If need be, the team can create as much as $19.4 million of spending money with which to rebuild.
With every passing day, the likelihood of a Wade, James and Bosh trio seems more real.
The Heat received a major boost to that effort yesterday, when James Jones apparently agreed to a reduced buyout amount which would produce a 2010-11 cap hit of just $1.5 million, a $356,000 savings. The move was awfully nice of Jones, who didn’t have to do it.
The $4,962,240 contract of Michael Beasley and the $854,389 contract of Mario Chalmers are now all that stand in the way.
Chalmers figures not to be a problem, given that he is on a minimum contract. Any team can acquire the second year guard simply by utilizing the minimum salary exception.
Beasley is another story. It has been suggested that the Heat can’t even give Beasley away at this point – that no team would be willing to aid the team in its effort to build a dynasty. But that seems awfully short-sighted. Pat Riley is surely scrambling for alternatives with which to shed the forward’s contract, and may already have a suitor lined up.
If nothing else, historically speaking, teams in a perennial rebuilding mode tend to focus more on internal development than on the powerhouses they can create in potential trade scenarios.
Just ask the Grizzlies.
Two and a half years ago, Memphis traded away Pau Gasol to the Lakers in an effort to start a rebuilding process focused on the future.
In the trade, the Grizzlies received salary cap space relief (which they used to acquire Zach Randolph), the Lakers’ 2008 first round pick (which they used to draft Darrell Arthur), the Lakers 2010 first round pick (which they used to draft Greivis Vasquez), Marc Gasol, and Javaris Crittenton (who the Grizzlies turned into Ronnie Brewer). That’s not a bad haul for a single player.

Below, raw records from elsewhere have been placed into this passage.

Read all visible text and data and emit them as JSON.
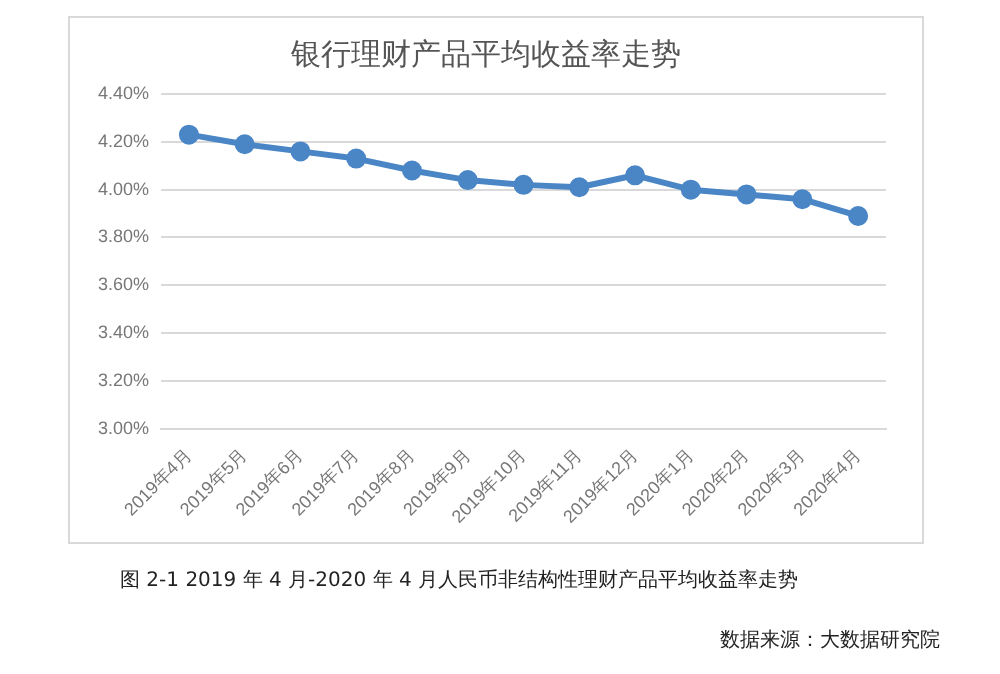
{
  "chart_data": {
    "type": "line",
    "title": "银行理财产品平均收益率走势",
    "categories": [
      "2019年4月",
      "2019年5月",
      "2019年6月",
      "2019年7月",
      "2019年8月",
      "2019年9月",
      "2019年10月",
      "2019年11月",
      "2019年12月",
      "2020年1月",
      "2020年2月",
      "2020年3月",
      "2020年4月"
    ],
    "series": [
      {
        "color": "#4a86c5",
        "values": [
          4.23,
          4.19,
          4.16,
          4.13,
          4.08,
          4.04,
          4.02,
          4.01,
          4.06,
          4.0,
          3.98,
          3.96,
          3.89
        ]
      }
    ],
    "ylim": [
      3.0,
      4.4
    ],
    "yticks": [
      {
        "value": 3.0,
        "label": "3.00%"
      },
      {
        "value": 3.2,
        "label": "3.20%"
      },
      {
        "value": 3.4,
        "label": "3.40%"
      },
      {
        "value": 3.6,
        "label": "3.60%"
      },
      {
        "value": 3.8,
        "label": "3.80%"
      },
      {
        "value": 4.0,
        "label": "4.00%"
      },
      {
        "value": 4.2,
        "label": "4.20%"
      },
      {
        "value": 4.4,
        "label": "4.40%"
      }
    ],
    "grid": "y",
    "marker": "circle",
    "line_style": "solid",
    "legend": false,
    "annotations": [
      "图 2-1 2019 年 4 月-2020 年 4 月人民币非结构性理财产品平均收益率走势",
      "数据来源：大数据研究院"
    ]
  }
}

The Lakers got 18.6 points (on 55.8% shooting) and 10.0 rebounds a night from Pau Gasol… and two NBA championship rings. The jewelry makes them the clear winners.
But does that mean Memphis made a bad deal?
Well yes if you are from Boston, San Antonio, Orlando, Phoenix and a few other cities. However, Memphis would not have won those championships if the deal hadn’t been done. Instead, the team built a solid core that figures to be competitive in the coming seasons should Michael Heisley be willing front the cash.
This year’s Grizzlies could be the Timberwolves. And this year’s beneficiary could be the Heat.
Wolves general manager David Kahn has confirmed a strong interest in Beasley. With more than $16.4 million of projected cap space and a clear need to restructure an incompatible roster, Minnesota could certainly again seek out the acquisition of a potential All-Star caliber player from a cross-conference foe.
Whatever the case may be, hopes are high in South Florida.
The people with excess money to burn have certainly placed their bets on the Heat. Sports betting website Sportsbook.com now has the Heat as the most likely candidate to receive the services of Lebron James. And where goes Lebron, Chris is sure to follow.